Autonomous and Collaborative Offshore Robotics (aColor)

Autonomous and Collaborative Offshore Robotics (aColor) creates the basic methodology for an autonomous offshore robotic system and open demonstration in a working environment. The autonomous robotic system includes collaborative features between an Unmanned Aerial System (UAV), an Unmanned Surface Vehicle (USV), and an Autonomous Underwater Vehicle (AUV).
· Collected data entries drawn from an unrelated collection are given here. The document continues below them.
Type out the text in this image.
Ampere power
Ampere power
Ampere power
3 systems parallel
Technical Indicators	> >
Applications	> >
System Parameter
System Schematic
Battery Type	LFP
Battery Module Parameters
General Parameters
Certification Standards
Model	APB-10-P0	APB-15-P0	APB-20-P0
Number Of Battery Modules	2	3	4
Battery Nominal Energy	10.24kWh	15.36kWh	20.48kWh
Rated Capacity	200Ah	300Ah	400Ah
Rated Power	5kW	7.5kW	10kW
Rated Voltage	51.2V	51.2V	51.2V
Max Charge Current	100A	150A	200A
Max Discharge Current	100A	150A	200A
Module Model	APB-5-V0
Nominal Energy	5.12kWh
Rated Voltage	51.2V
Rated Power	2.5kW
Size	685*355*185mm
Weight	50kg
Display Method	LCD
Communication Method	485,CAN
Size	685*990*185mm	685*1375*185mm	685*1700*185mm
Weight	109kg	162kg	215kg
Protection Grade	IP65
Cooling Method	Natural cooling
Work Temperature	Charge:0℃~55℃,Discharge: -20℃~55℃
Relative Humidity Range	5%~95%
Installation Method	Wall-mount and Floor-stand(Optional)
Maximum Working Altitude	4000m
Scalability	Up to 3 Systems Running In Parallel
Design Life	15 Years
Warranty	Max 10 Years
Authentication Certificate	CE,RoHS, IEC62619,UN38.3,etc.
These features carry out inspections or other actions without a need for any kind of human interaction.

The key focus area in this research opening is digitalization, and the main objective of the research opening is to develop novel collaborative methods for an autonomous robot system, which could operate in offshore operation environment and to have a possibility to cover all three elements (aerial, surface and subsea) of the environment.

aColor has been focusing on basic methodologies for an autonomous offshore system, developing Guidance, Navigation and Control (GNC) algorithms, situational awareness, and evolving capabilities tasks. Furthermore, several offshore field-tests and demonstrations have been carried out for all three subsystems achieving numerous goals from the different research fields involved in the project. These goals have been achieved from a proof-of-concept point of view, obtaining outstanding results in offshore robotics applications. In conclusion, the research areas of mechatronics, machine learning, and communications need to be intertwined to produce a successful autonomous offshore multicomponent robotic system. From the mechatronics point of view, the model-based architecture allows for a rapid-prototyping procedure for the GNC algorithms in any of the offshore subsystems. From the machine learning side, it is possible to include the obstacle avoidance capabilities based on a water segmentation algorithm, which permits the detection and recognition of objects in the water. From the communication side, inexpensive low-latency, high-speed, and long-range bidirectional connections between autonomous subsystems offer the possibility to monitor and control the subsystems in case of emergency. Regarding cooperation between different offshore subsystems, the main challenges and approaches for providing a robust mechanical solution to move and restrain a landing UAV to a predefined position on a surface for battery charging are also presented. Finally, the methods for the accurate landing of the UAV in the USV platform are presented using a combination of visible and Radio-Frequency (RF) cues, which ensures operability in all weather conditions.

This research opening is funded by Teknologiateollisuuden 100-vuotissäätiö and Jane ja Aatos Erkon säätiö, under the Future Makers 2017 program. Project duration is 3 years, from January 2018 until December 2020.